COP 5570. Concurrent, Parallel, and Distributed Programming (3). Prerequisite: COP 4610. This course covers UNIX and C standards, file I/O, file access and attributes, directories, the standard I/O library, systems administration files, the process environment, process control, process relationships, signals, terminal I/O, daemon processes, interprocess communication, and pseudo terminals.
COP 5611. Advanced Operating Systems (3). Prerequisites: CDA 3100, COP 4610, and introductory probability or statistics. This course focuses on design principles of batch, multiprogramming, and time-sharing systems; distributed systems; problems of concurrency.
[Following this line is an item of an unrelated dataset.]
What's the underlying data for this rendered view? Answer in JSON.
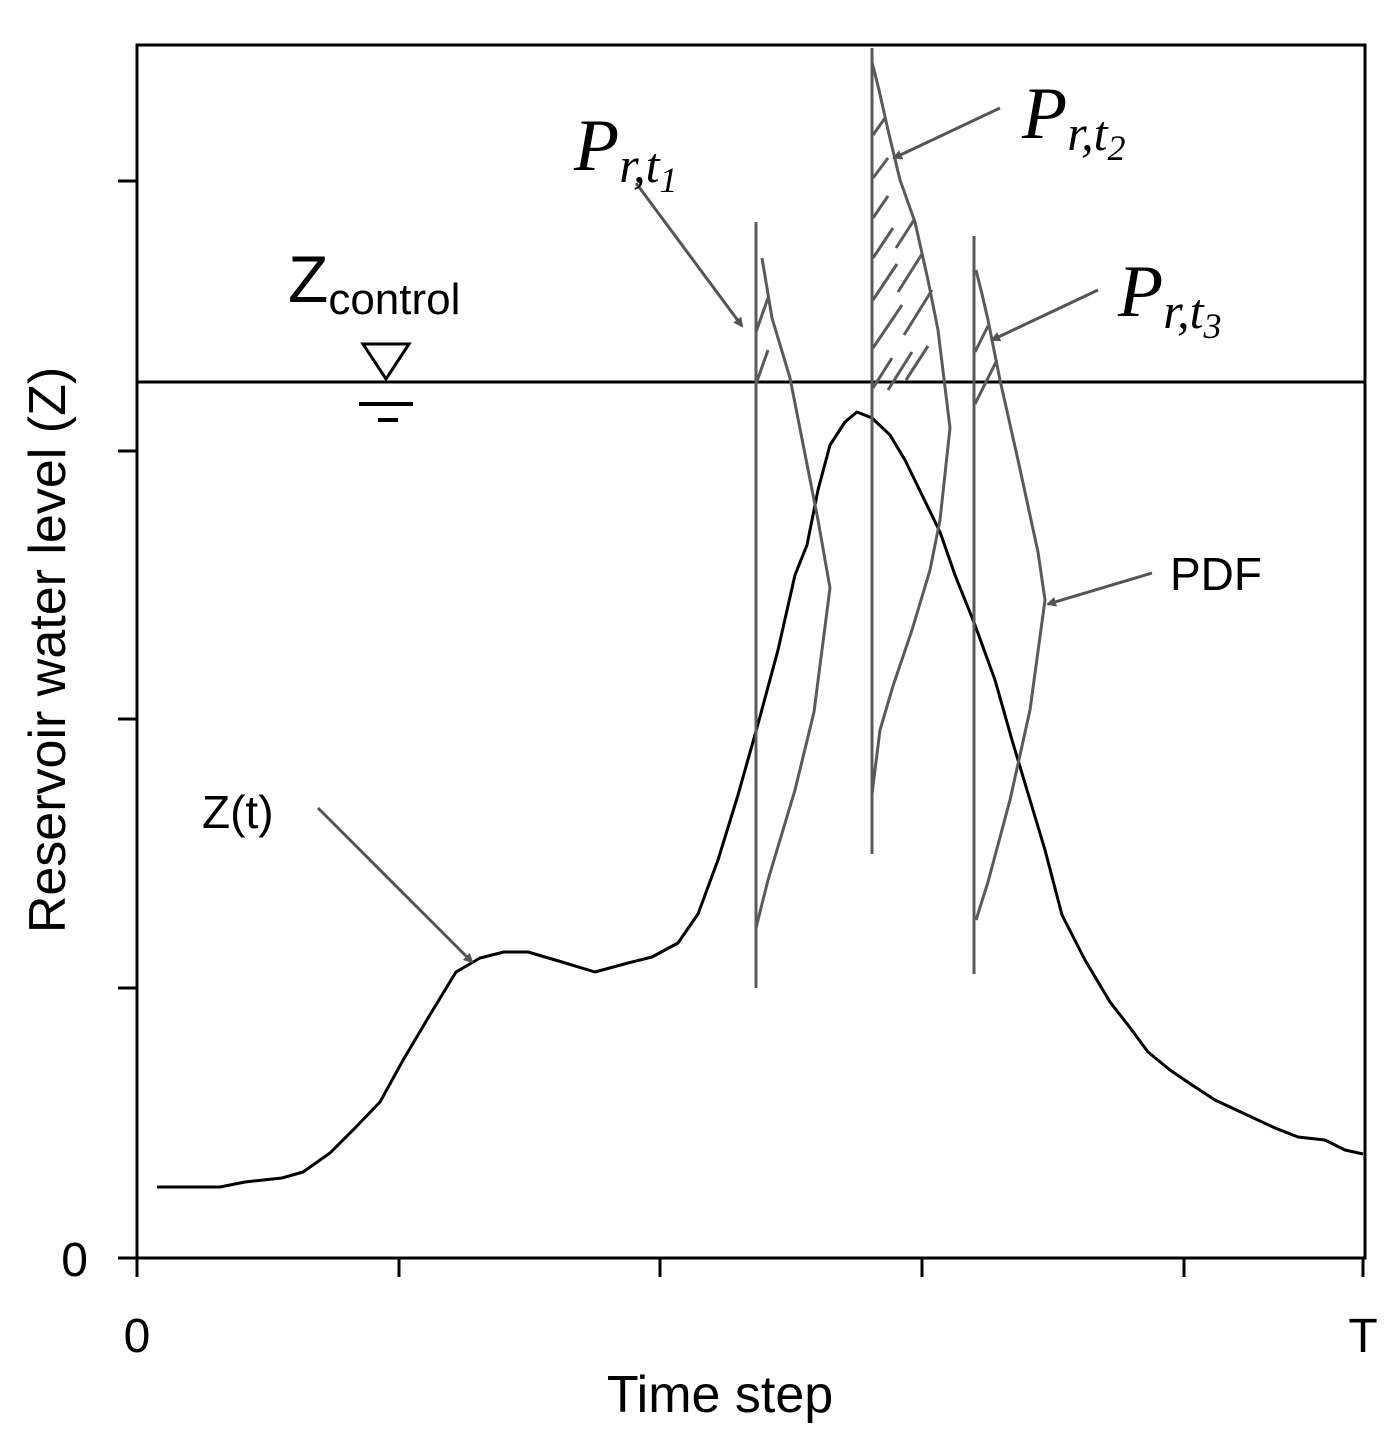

COP 5621. Compiler Construction (3). Prerequisites: CDA 3100 and COT 4420. This course serves as an introduction to compiling, elements of language theory, syntax-directed translation, lexical analysis, symbol tables, LR(k) parsing, intermediate code generation, code optimization, code generation, error detection and recovery. There are a number of significant programming projects in this course.
COP 5659r. Mobile Programming (3). Prerequisite: COP 4530. This course teaches students how to program mobile devices. Students use event-based models to write and deploy an intent based application using a mobile computing software framework. May be repeated to a maximum of nine semester hours.
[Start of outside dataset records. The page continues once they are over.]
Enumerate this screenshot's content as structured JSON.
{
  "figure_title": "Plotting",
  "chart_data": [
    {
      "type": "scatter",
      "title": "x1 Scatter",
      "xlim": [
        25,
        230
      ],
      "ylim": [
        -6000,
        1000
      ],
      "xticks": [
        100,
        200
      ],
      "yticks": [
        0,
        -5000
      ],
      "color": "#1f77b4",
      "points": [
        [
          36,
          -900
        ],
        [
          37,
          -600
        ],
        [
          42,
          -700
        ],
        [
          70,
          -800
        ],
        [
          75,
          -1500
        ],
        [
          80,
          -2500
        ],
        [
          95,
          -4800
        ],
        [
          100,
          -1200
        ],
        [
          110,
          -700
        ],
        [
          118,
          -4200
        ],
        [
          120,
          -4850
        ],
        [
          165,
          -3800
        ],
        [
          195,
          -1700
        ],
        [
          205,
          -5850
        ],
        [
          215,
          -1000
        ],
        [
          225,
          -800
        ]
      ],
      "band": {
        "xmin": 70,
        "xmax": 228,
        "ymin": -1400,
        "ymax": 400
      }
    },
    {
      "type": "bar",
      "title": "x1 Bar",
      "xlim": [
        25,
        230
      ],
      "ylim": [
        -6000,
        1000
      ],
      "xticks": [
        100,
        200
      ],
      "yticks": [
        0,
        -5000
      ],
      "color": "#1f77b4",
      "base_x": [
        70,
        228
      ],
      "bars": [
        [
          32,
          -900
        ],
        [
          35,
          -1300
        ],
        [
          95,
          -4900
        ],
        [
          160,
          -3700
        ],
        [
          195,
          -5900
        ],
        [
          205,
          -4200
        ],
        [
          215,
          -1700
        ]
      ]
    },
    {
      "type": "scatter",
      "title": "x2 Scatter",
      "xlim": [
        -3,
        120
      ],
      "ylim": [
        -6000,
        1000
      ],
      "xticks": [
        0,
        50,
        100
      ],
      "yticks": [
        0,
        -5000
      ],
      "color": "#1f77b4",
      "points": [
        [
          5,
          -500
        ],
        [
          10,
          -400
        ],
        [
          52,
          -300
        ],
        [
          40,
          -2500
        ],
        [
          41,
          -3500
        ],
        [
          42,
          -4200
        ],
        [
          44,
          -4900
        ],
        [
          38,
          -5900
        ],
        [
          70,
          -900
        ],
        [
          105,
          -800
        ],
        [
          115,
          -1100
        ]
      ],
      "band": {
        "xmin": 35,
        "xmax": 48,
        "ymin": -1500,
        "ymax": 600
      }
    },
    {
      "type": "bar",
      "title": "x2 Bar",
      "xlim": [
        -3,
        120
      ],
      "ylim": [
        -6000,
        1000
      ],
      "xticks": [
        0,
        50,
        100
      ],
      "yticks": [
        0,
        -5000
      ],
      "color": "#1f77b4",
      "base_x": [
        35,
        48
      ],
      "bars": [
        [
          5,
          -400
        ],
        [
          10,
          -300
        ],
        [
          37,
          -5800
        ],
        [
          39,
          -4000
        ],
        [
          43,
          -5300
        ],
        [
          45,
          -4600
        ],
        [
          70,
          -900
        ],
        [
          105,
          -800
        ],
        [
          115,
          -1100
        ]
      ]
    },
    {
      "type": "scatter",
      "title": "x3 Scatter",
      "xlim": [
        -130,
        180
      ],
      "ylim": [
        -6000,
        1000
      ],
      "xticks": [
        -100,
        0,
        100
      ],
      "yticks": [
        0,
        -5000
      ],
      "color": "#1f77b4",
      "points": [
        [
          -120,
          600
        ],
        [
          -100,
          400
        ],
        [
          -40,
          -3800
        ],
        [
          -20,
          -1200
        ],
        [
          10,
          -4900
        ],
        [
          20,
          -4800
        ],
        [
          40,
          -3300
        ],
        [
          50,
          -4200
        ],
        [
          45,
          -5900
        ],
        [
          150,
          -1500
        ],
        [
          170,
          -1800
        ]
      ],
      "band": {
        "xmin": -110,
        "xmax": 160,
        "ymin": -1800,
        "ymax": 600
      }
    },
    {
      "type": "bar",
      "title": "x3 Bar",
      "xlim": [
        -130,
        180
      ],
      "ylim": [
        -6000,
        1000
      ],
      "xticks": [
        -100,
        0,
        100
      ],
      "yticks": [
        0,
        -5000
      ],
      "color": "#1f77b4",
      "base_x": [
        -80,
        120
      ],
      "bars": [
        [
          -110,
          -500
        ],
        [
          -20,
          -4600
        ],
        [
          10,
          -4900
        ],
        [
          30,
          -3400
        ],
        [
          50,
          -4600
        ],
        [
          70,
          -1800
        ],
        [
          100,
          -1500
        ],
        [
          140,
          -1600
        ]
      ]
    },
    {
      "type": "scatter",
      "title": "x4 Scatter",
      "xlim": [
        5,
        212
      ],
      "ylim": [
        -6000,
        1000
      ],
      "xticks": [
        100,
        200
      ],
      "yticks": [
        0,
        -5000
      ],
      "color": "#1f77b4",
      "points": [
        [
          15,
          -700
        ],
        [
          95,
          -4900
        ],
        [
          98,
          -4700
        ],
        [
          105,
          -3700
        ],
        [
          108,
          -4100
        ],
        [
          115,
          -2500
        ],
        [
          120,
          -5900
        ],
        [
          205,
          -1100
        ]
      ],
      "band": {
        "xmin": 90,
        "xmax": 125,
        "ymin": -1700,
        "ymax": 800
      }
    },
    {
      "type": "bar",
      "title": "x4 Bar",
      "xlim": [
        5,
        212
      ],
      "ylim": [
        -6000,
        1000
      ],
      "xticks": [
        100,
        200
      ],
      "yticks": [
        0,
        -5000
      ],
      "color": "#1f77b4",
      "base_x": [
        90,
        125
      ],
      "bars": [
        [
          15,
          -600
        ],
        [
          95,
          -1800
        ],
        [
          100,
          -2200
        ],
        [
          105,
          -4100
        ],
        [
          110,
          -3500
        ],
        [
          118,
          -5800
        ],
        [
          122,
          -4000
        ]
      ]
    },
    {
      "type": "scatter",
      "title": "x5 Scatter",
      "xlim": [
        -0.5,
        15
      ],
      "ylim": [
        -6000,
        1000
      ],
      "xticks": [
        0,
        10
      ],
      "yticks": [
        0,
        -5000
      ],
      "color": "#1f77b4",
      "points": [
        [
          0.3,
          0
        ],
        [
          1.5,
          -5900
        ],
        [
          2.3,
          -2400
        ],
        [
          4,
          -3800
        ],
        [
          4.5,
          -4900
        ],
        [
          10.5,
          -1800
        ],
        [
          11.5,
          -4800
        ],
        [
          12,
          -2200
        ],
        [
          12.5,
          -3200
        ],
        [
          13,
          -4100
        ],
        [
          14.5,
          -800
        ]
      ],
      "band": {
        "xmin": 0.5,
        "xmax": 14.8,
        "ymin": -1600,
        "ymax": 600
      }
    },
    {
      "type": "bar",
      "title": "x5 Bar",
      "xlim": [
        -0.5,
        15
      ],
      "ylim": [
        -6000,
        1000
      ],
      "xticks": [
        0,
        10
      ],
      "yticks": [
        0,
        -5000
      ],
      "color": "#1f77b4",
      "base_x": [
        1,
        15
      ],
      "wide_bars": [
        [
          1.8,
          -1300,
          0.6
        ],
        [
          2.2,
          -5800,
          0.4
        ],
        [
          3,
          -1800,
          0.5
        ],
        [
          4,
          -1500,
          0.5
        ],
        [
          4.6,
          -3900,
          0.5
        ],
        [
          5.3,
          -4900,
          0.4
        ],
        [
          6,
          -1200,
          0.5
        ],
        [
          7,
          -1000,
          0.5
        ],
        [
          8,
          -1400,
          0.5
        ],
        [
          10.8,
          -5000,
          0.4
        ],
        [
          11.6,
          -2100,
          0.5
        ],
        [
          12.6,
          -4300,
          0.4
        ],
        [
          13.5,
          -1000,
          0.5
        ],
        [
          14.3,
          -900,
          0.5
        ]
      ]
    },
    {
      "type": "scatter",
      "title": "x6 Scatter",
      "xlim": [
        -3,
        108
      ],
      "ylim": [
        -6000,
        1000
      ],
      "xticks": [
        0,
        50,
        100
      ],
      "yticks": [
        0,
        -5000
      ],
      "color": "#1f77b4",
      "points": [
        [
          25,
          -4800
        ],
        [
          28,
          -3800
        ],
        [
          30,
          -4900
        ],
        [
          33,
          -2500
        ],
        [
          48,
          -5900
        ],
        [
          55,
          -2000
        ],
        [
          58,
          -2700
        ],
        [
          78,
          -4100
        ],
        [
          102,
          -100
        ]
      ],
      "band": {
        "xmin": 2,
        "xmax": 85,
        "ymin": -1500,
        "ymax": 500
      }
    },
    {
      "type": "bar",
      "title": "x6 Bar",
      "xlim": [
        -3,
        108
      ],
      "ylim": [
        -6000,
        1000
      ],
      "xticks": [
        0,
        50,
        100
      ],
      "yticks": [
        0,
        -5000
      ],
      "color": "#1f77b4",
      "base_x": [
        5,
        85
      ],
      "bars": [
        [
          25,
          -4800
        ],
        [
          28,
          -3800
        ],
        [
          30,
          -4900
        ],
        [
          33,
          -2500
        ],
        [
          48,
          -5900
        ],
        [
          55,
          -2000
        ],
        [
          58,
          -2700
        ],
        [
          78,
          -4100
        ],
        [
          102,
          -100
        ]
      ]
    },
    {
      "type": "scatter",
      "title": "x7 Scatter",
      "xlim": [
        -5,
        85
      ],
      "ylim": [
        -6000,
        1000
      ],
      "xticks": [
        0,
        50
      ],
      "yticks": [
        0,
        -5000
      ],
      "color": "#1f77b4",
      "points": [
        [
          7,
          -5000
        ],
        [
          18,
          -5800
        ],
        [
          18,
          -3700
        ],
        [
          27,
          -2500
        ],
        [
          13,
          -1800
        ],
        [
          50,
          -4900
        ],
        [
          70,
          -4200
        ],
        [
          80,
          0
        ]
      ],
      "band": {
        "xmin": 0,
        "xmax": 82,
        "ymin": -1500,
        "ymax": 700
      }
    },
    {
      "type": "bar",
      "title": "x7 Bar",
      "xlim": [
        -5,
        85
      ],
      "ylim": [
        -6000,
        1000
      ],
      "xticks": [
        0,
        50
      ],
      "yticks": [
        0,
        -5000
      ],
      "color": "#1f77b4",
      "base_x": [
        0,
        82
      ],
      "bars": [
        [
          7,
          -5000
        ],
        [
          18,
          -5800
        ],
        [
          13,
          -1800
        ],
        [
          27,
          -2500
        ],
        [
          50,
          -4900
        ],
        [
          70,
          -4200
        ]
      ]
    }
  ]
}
COP 5725. Database Systems (3). Prerequisites: COP 4610 and COP 4710. This course examines the use of a generalized database management system; characteristics of database systems; hierarchical, network, and relational models; file organizations.
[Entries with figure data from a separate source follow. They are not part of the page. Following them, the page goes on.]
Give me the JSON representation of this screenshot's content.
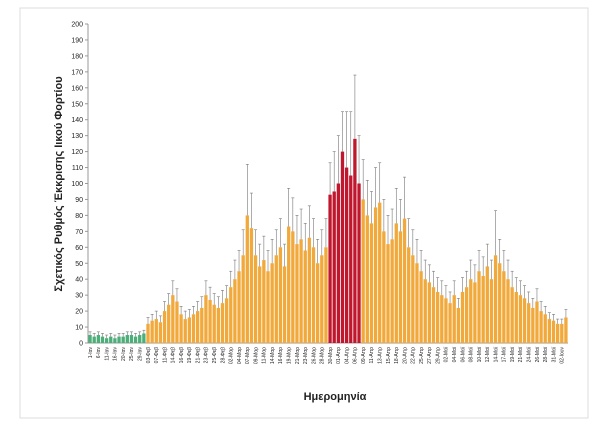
{
  "chart_data": {
    "type": "bar",
    "y_label": "Σχετικός Ρυθμός Έκκρισης Ιικού Φορτίου",
    "x_label": "Ημερομηνία",
    "categories": [
      "1-Ιαν",
      null,
      "6-Ιαν",
      null,
      "11-Ιαν",
      null,
      "16-Ιαν",
      null,
      "20-Ιαν",
      null,
      "25-Ιαν",
      null,
      "29-Ιαν",
      null,
      "03-Φεβ",
      null,
      "07-Φεβ",
      null,
      "11-Φεβ",
      null,
      "14-Φεβ",
      null,
      "16-Φεβ",
      null,
      "19-Φεβ",
      null,
      "21-Φεβ",
      null,
      "23-Φεβ",
      null,
      "25-Φεβ",
      null,
      "28-Φεβ",
      null,
      "02-Μαρ",
      null,
      "04-Μαρ",
      null,
      "07-Μαρ",
      null,
      "09-Μαρ",
      null,
      "11-Μαρ",
      null,
      "14-Μαρ",
      null,
      "16-Μαρ",
      null,
      "19-Μαρ",
      null,
      "21-Μαρ",
      null,
      "23-Μαρ",
      null,
      "26-Μαρ",
      null,
      "28-Μαρ",
      null,
      "30-Μαρ",
      null,
      "01-Απρ",
      null,
      "04-Απρ",
      null,
      "06-Απρ",
      null,
      "09-Απρ",
      null,
      "11-Απρ",
      null,
      "13-Απρ",
      null,
      "15-Απρ",
      null,
      "18-Απρ",
      null,
      "20-Απρ",
      null,
      "22-Απρ",
      null,
      "25-Απρ",
      null,
      "27-Απρ",
      null,
      "29-Απρ",
      null,
      "02-Μαϊ",
      null,
      "04-Μαϊ",
      null,
      "06-Μαϊ",
      null,
      "08-Μαϊ",
      null,
      "10-Μαϊ",
      null,
      "12-Μαϊ",
      null,
      "14-Μαϊ",
      null,
      "17-Μαϊ",
      null,
      "19-Μαϊ",
      null,
      "21-Μαϊ",
      null,
      "24-Μαϊ",
      null,
      "26-Μαϊ",
      null,
      "28-Μαϊ",
      null,
      "31-Μαϊ",
      null,
      "02-Ιουν",
      null
    ],
    "values": [
      5,
      4,
      5,
      4,
      3,
      4,
      3,
      4,
      4,
      5,
      5,
      4,
      5,
      6,
      12,
      14,
      15,
      13,
      20,
      24,
      30,
      26,
      18,
      15,
      16,
      18,
      20,
      22,
      30,
      27,
      24,
      22,
      25,
      28,
      35,
      40,
      45,
      55,
      80,
      72,
      55,
      48,
      52,
      45,
      50,
      55,
      60,
      48,
      73,
      70,
      62,
      65,
      58,
      66,
      60,
      50,
      55,
      60,
      93,
      95,
      100,
      120,
      110,
      105,
      128,
      100,
      90,
      80,
      75,
      85,
      88,
      70,
      62,
      65,
      75,
      70,
      78,
      60,
      55,
      50,
      45,
      40,
      38,
      35,
      32,
      30,
      28,
      25,
      30,
      22,
      32,
      35,
      40,
      38,
      45,
      42,
      48,
      40,
      55,
      50,
      45,
      40,
      35,
      32,
      30,
      28,
      25,
      22,
      26,
      20,
      18,
      15,
      14,
      12,
      12,
      16
    ],
    "errors": [
      2,
      2,
      2,
      2,
      2,
      2,
      2,
      2,
      2,
      2,
      2,
      2,
      2,
      2,
      4,
      4,
      5,
      4,
      6,
      7,
      9,
      8,
      5,
      5,
      5,
      5,
      6,
      7,
      9,
      8,
      7,
      7,
      8,
      8,
      10,
      12,
      13,
      16,
      32,
      22,
      16,
      14,
      15,
      13,
      15,
      16,
      18,
      14,
      24,
      21,
      18,
      19,
      17,
      20,
      18,
      15,
      16,
      18,
      20,
      25,
      30,
      25,
      35,
      40,
      40,
      30,
      25,
      22,
      20,
      25,
      25,
      20,
      18,
      19,
      22,
      20,
      26,
      18,
      16,
      15,
      13,
      12,
      11,
      10,
      9,
      9,
      8,
      7,
      9,
      6,
      9,
      10,
      12,
      11,
      13,
      12,
      14,
      12,
      28,
      15,
      13,
      12,
      10,
      9,
      9,
      8,
      7,
      6,
      8,
      6,
      5,
      4,
      4,
      3,
      3,
      5
    ],
    "colors": [
      "#4caf7a",
      "#4caf7a",
      "#4caf7a",
      "#4caf7a",
      "#4caf7a",
      "#4caf7a",
      "#4caf7a",
      "#4caf7a",
      "#4caf7a",
      "#4caf7a",
      "#4caf7a",
      "#4caf7a",
      "#4caf7a",
      "#4caf7a",
      "#f2a93b",
      "#f2a93b",
      "#f2a93b",
      "#f2a93b",
      "#f2a93b",
      "#f2a93b",
      "#f2a93b",
      "#f2a93b",
      "#f2a93b",
      "#f2a93b",
      "#f2a93b",
      "#f2a93b",
      "#f2a93b",
      "#f2a93b",
      "#f2a93b",
      "#f2a93b",
      "#f2a93b",
      "#f2a93b",
      "#f2a93b",
      "#f2a93b",
      "#f2a93b",
      "#f2a93b",
      "#f2a93b",
      "#f2a93b",
      "#f2a93b",
      "#f2a93b",
      "#f2a93b",
      "#f2a93b",
      "#f2a93b",
      "#f2a93b",
      "#f2a93b",
      "#f2a93b",
      "#f2a93b",
      "#f2a93b",
      "#f2a93b",
      "#f2a93b",
      "#f2a93b",
      "#f2a93b",
      "#f2a93b",
      "#f2a93b",
      "#f2a93b",
      "#f2a93b",
      "#f2a93b",
      "#f2a93b",
      "#c0172e",
      "#c0172e",
      "#c0172e",
      "#c0172e",
      "#c0172e",
      "#c0172e",
      "#c0172e",
      "#c0172e",
      "#f2a93b",
      "#f2a93b",
      "#f2a93b",
      "#f2a93b",
      "#f2a93b",
      "#f2a93b",
      "#f2a93b",
      "#f2a93b",
      "#f2a93b",
      "#f2a93b",
      "#f2a93b",
      "#f2a93b",
      "#f2a93b",
      "#f2a93b",
      "#f2a93b",
      "#f2a93b",
      "#f2a93b",
      "#f2a93b",
      "#f2a93b",
      "#f2a93b",
      "#f2a93b",
      "#f2a93b",
      "#f2a93b",
      "#f2a93b",
      "#f2a93b",
      "#f2a93b",
      "#f2a93b",
      "#f2a93b",
      "#f2a93b",
      "#f2a93b",
      "#f2a93b",
      "#f2a93b",
      "#f2a93b",
      "#f2a93b",
      "#f2a93b",
      "#f2a93b",
      "#f2a93b",
      "#f2a93b",
      "#f2a93b",
      "#f2a93b",
      "#f2a93b",
      "#f2a93b",
      "#f2a93b",
      "#f2a93b",
      "#f2a93b",
      "#f2a93b",
      "#f2a93b",
      "#f2a93b",
      "#f2a93b",
      "#f2a93b"
    ],
    "ylim": [
      0,
      200
    ],
    "yticks": [
      0,
      10,
      20,
      30,
      40,
      50,
      60,
      70,
      80,
      90,
      100,
      110,
      120,
      130,
      140,
      150,
      160,
      170,
      180,
      190,
      200
    ]
  }
}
COP 6622. Advanced Topics in Compilation (3). Prerequisite: COP 5621. This course covers attribute grammars and attribute grammar processors, formal methods of semantic analysis, generalized tree transformers, code selection, analysis and optimization, as well as error analysis and recovery.
COT 5310. Theory of Automata and Formal Languages (3). Prerequisites: COP 4020 and COT 4420. This course examines normal models of computation; automata; formal languages, their relationships, decidable and undecidable problems.
COT 5405. Advanced Algorithms (3). Prerequisite: COP 4530. This course covers algorithms, formal proofs of correctness, and time complexity analysis for network flow problems, approximation of NP hard combinatorial optimization problems, parallel algorithms, cache-aware algorithms, randomized algorithms, computational geometry, string algorithms, and other topics requiring advanced techniques for proof of correctness or time/space complexity analysis.
COT 5507. Analytic Methods in Computer Science (3). Prerequisite: COP 4530. This course teaches computer science students the fundamental discrete mathematics required for serious graduate work in algorithms and theoretical computer science. It specifically covers topics in recurrent problems, sums, integer functions, elementary number theory, binomial coefficients, special numbers, and generating functions.
COT 5715. Random Number Generation (3). Prerequisite: COP 4530. This course provides a graduate-level examination of all aspects of random number generation as used in simulation; specifically, the course concentrates on pseudorandom number generation and quasi-random number generation theory and practice.
ISC 5228. Monte Carlo Methods (3). Prerequisites: ISC 5305, MAC 2311, and MAC 2312. This course provides an introduction to probabilistic modeling and Monte Carlo methods (MCMs) suitable for graduate students in science, technology, and engineering. It provides an introduction to discrete event simulation, MCMs and their probabilistic foundations, and the application of MCMs to various fields. In particular, Markov chain MCMs are introduced, as are the application of MCMs to problems in linear algebra and the solution of partial differential equations.